Comment se forment les nuages ?

 

Les nuages naissent de la transformation de la vapeur d’eau présente dans l’atmosphère en très fines gouttelettes. Ce mécanisme de condensation nous est familier : quand on met de l’eau à bouillir dans une casserole, elle s’évapore, se mélange à l’air puis vient se redéposer sous la forme d’une pellicule sur les surfaces froides, comme les vitres ou les miroirs.

 

La vapeur s’élève et se refroidit

 

C’est cette dernière transformation, de vapeur en liquide, qu’on appelle condensation*. Or il se trouve que l’air de l’atmosphère contient beaucoup de vapeur d’eau. En effet, en chauffant la surface terrestre, le Soleil provoque l’évaporation d’une grande quantité d’eau. Cette vapeur, qui naît donc au niveau du sol, s’élève vers les hautes couches de l’atmosphère en même temps qu’elle se refroidit. Comme on l’a vu dans l’exemple de l’eau sur la vitre, le refroidissement de la vapeur provoque sa condensation. Autrement dit, à partir d’une certaine altitude, la vapeur est prête à se condenser. Seulement, s’il n’y a pas un support sur lequel elle puisse se déposer – comme la vitre ou le miroir-, la vapeur ne pourra pas se condenser. C’est là qu’entrent en scène les innombrables impuretés que l’atmosphère contient en permanence : poussières, sels d’origine marine, voire bactéries, etc. l’eau s’agrège progressivement autour de ces particules pour former des gouttelettes sphériques, dont le diamètre avoisine le dixième de millimètre. Des millions des ces gouttelettes réparties sur un grand volume composent un nuage.

Concrètement, les nuages peuvent se former entre le niveau du sol et environ 18 km d’altitude. Amis il se peut qu’un nuage d’eau s’élève encore plus haut dans l’atmosphère. La température devient alors si basse que les gouttelettes se transforment à leur tour en cristaux de glace, là encore grâce à l’existence des impuretés atmosphériques.

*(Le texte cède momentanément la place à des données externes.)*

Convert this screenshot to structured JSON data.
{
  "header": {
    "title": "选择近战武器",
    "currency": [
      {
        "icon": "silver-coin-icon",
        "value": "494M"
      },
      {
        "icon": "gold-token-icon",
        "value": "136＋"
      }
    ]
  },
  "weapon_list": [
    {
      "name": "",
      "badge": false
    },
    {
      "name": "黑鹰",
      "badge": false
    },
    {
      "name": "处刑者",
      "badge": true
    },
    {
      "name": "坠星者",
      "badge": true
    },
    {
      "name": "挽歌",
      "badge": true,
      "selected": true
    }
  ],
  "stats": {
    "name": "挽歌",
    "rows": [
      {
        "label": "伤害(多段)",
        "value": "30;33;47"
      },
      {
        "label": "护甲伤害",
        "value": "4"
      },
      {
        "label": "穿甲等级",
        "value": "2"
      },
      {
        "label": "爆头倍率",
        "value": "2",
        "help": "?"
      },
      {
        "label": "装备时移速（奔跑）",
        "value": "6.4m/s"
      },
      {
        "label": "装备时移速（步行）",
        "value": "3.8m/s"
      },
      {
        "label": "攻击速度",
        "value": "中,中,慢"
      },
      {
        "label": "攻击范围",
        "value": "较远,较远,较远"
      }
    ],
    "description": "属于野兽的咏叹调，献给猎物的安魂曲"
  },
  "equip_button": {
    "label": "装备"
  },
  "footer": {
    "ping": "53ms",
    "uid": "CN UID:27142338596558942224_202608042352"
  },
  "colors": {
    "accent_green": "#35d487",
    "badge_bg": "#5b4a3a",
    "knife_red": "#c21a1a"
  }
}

*Condensation : transformation d’un gaz, par exemple la vapeur d’eau en liquide.

 

 

Pièces à conviction

La question du ciel bleu a d’abord été résolue par des savants n’ayant jamais quitté la Terre, uniquement grâce à des considérations théoriques. Toutefois, l’ultime preuve que c’est bien l’atmosphère qui est teintée de bleu a été fournie par les clichés de la Terre pris depuis l’espace. On observe alors que, comme un néon azuré qui entourerait la Terre, l’atmosphère s’éclaire de bleu sous l’effet des rayons du Soleil. Au-delà d’une certaine altitude, la couleur s’estompe et l’espace redevient noir.

 

 

 

Pièces à convictionA force d’observer et d’étudier les nuages, les météorologues en ont défini 10 catégories principales en fonction de l’altitude. Entre 8 et 18 km d’altitude, on trouve les cirrus, les cirrocumulus et les cirrostratus. Aux altitudes intermédiaires, entre 6 et 8 km d’altitude, apparaissent les altocumulus et les altostratus. Entre le sol et 6 km d’altitude se forment les stratocumulus et les stratus. Enfin, certains nuages s’étendent sur deux, voire trois « étages » : ce sont les nimbostratus, les cumulus et les cumulonimbus.